O lance espantou a todos. A Folha de São Paulo do dia seguinte ressaltou que “o pé que chutou a bola para o arco de Banks foi Jairzinho. Mas a genialidade foi primeiro de Tostão, que ‘escondeu’ a bola de dois adversários no lado esquerdo da área e lançou, com precisou, para Pelé na altura da marca penal. O ‘Rei’, também genialmente, ameaçou chutar, não chutou, estendeu na direita para Jairzinho. Era a vitória do Brasil por 1 a 0”. Mas durante o jogo, ainda após o gol, não dava para cravar a vitória.
Inglaterra desperdiça chances
A necessidade fez com que os atuais campeões mundiais se lançassem ao ataque. A pressão começou a ter cara de desespero. Foram incontáveis cruzamentos na área. Inclusive da intermediária. O time inglês apostava nas chances de seus dois atacantes no jogo aéreo, mas praticamente todas as bolas alçadas deram em nada. Praticamente, pois uma quase virou gol. Brito errou bizarramente ao tentar corta e espirrou a bola para a marca do pênalti onde Astle estava completamente livre. Ele fuzilou rasteiro, sem chances para Félix. Mas a bola passou à esquerda do gol brasileiro.
Os ingleses subiram ainda mais ao ataque. Moore, ajudando na frente, escapou de Caju e cruzou para a área (surpreendente!). A bola escorada por Astle se ofereceu a Ball, completamente livre. Ele desferiu um chute preciso, forte e indefensável para Félix. Mas parou no travessão. Azar dos ingleses, de novo!
O jogo seguiu tenso, mas o que o Brasil se arriscou a mais no ataque, fez a diferença. Defensivamente, a Inglaterra era bem melhor que o time de Zagallo, o que serviu de alerta. O Brasil ainda chegou ao ataque com Rivellino e Roberto (que substituiu Tostão), mas sem ser muito agudo.
No fim, mais uma chance do Brasil lembrar os ingleses do seu poderio ofensivo. Pelé recebeu após arrancada de Jair. Não conseguiu vencer Moore e, de fora da área, tocou por cima do adiantado Banks. A bola saiu. Mas não fazia diferença. O jogo chegou ao fim e ganhou seu lugar na história.

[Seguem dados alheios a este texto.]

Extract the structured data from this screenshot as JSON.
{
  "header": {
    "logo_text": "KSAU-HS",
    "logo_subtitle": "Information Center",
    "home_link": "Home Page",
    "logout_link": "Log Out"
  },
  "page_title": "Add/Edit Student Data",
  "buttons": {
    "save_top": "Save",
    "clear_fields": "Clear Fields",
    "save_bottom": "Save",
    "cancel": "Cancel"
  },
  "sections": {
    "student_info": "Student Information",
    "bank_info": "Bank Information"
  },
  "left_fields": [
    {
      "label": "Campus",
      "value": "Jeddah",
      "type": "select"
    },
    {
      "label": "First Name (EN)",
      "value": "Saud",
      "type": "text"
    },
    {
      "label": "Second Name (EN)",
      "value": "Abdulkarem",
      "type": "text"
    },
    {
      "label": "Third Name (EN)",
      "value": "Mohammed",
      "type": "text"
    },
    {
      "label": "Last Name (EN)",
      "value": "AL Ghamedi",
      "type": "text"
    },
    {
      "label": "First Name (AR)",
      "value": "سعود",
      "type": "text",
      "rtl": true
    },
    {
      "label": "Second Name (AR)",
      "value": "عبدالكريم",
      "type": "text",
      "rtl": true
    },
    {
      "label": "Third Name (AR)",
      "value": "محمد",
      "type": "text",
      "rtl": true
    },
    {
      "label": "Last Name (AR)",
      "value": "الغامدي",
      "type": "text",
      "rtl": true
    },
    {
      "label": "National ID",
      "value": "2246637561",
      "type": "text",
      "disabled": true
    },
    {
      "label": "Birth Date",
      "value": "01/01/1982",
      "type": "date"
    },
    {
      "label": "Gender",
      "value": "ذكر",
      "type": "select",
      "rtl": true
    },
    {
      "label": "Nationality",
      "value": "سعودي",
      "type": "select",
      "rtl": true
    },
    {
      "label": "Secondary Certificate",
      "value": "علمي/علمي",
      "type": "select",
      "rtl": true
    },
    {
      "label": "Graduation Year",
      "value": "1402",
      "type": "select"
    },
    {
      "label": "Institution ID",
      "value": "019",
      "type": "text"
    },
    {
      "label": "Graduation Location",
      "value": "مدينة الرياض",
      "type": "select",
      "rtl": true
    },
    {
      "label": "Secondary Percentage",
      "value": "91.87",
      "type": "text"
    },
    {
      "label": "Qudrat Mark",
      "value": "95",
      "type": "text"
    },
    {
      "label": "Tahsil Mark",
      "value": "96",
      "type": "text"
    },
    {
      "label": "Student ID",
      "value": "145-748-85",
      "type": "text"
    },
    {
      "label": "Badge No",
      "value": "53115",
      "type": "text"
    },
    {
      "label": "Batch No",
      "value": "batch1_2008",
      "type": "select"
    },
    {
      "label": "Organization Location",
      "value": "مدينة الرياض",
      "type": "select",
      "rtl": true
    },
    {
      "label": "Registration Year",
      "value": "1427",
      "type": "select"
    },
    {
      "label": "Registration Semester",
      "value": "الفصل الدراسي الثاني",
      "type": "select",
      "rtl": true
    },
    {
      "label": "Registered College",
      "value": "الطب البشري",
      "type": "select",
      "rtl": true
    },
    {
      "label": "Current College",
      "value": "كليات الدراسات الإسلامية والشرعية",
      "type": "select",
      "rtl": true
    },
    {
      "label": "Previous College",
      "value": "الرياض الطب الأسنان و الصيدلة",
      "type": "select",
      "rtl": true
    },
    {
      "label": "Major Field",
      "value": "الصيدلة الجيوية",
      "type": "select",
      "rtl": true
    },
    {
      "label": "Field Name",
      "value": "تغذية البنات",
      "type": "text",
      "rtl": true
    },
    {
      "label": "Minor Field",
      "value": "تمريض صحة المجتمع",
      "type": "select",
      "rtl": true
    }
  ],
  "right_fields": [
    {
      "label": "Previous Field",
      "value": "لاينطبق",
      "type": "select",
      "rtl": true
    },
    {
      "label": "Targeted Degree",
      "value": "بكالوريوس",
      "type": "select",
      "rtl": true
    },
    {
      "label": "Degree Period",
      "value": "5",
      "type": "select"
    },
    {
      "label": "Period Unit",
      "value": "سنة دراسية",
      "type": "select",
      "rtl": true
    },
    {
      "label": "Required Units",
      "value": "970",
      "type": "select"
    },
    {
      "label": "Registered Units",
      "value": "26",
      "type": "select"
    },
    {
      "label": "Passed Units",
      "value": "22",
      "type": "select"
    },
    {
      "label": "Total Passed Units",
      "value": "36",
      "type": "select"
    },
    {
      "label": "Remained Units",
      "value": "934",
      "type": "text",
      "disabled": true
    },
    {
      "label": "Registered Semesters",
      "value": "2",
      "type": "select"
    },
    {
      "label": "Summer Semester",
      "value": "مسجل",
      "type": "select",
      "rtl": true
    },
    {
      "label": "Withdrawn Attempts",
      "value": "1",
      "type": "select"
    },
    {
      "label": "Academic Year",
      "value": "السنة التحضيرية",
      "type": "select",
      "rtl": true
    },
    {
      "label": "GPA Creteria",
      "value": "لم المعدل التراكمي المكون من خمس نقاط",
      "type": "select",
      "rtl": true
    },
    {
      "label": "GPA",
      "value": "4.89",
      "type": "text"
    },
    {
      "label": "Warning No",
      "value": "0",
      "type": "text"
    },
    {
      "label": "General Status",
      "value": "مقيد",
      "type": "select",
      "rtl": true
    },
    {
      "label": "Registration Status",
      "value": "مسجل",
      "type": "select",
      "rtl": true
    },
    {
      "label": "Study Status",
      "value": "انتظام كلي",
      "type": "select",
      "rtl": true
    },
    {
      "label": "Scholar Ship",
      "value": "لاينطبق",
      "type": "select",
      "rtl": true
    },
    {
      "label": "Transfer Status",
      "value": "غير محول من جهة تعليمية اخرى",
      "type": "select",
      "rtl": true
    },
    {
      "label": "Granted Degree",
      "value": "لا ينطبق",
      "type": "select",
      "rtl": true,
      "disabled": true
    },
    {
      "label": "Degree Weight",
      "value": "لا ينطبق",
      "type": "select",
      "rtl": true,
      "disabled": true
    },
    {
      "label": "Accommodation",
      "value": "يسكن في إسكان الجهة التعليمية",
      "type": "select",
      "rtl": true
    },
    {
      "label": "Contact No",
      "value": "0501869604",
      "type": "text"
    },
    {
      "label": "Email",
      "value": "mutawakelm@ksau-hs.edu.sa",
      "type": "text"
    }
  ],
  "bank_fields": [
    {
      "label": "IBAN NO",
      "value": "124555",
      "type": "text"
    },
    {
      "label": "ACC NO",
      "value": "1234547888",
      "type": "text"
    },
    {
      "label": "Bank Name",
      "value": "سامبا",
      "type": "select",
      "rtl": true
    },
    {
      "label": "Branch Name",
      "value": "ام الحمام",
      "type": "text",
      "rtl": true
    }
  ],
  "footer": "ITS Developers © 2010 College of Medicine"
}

Para os ingleses, aquela foi a final antecipada da Copa. Meio presunçoso, verdade, mas nada tão exagerado. Para os técnicos, o equilíbrio foi evidente. “Até o último segundo, podia acontecer qualquer coisa”, disse Zagallo. Para Alf Ramsey, “eles (os brasileiros) correram um risco que não corremos (os ingleses), e isso lhes deu o gol”. A verdade é que até hoje eles reclamam do juiz e, principalmente, do Félix (que deve ter uma fama melhor lá do que aqui).

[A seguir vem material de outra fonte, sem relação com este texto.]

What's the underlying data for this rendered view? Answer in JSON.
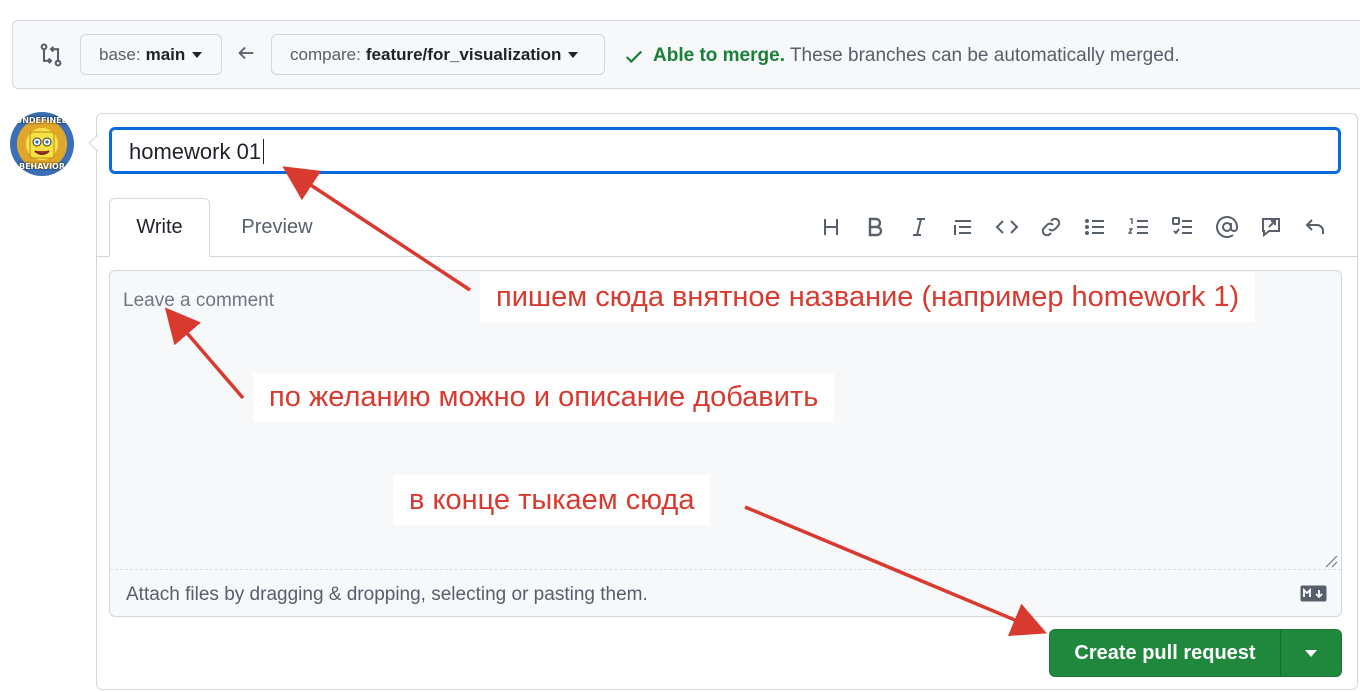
{
  "compare": {
    "base_label": "base:",
    "base_value": "main",
    "compare_label": "compare:",
    "compare_value": "feature/for_visualization",
    "merge_status": "Able to merge.",
    "merge_detail": "These branches can be automatically merged."
  },
  "avatar": {
    "top_text": "UNDEFINED",
    "bottom_text": "BEHAVIOR"
  },
  "form": {
    "title_value": "homework 01",
    "tabs": [
      {
        "label": "Write",
        "selected": true
      },
      {
        "label": "Preview",
        "selected": false
      }
    ],
    "toolbar_icons": [
      "heading-icon",
      "bold-icon",
      "italic-icon",
      "quote-icon",
      "code-icon",
      "link-icon",
      "unordered-list-icon",
      "ordered-list-icon",
      "task-list-icon",
      "mention-icon",
      "reference-icon",
      "undo-icon"
    ],
    "comment_placeholder": "Leave a comment",
    "attach_hint": "Attach files by dragging & dropping, selecting or pasting them.",
    "submit_label": "Create pull request"
  },
  "annotations": {
    "title_hint": "пишем сюда внятное название (например homework 1)",
    "description_hint": "по желанию можно и описание добавить",
    "submit_hint": "в конце тыкаем сюда",
    "color": "#d93a2f"
  },
  "colors": {
    "accent": "#0969da",
    "success": "#1a7f37",
    "button_green": "#1f883d"
  }
}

Do jogo ficaram várias lembranças. Para mim, ainda é mais forte a de Tostão. O mesmo que já fez até gol deitado contra os ingleses, lançou mão de segundos de sua genialidade para desequilibrar o duelo mais equilibrado daquela Copa. Que bom que o cruzeirense se dava bem contra o English Team.
Ficha Técnica
LOCAL: Jalisco, Guadalajara.
DATA: 07 de junho de 1970.
PÚBLICO: 66.843 presentes.
ÁRBITRO: Abraham Klein (Israel)
GOL: Jairzinho
CARTÕES AMARELOS: Lee.
BRASIL – Félix; Carlos Alberto Torres, Brito, Piazza (Fontana) e Everaldo; Clodoaldo, Rivellino e Paulo Cézar Caju; Pelé, Tostão (Roberto) e Jairzinho . Técnico: Zagallo.
INGLATERRA – Banks; Wright, Labone, Bob Moore e Cooper; Mullery, Bob Charlton (Bell) e Alan Ball; Hurst, Lee (Astle) e Peters. Técnico: Alf Ramsey.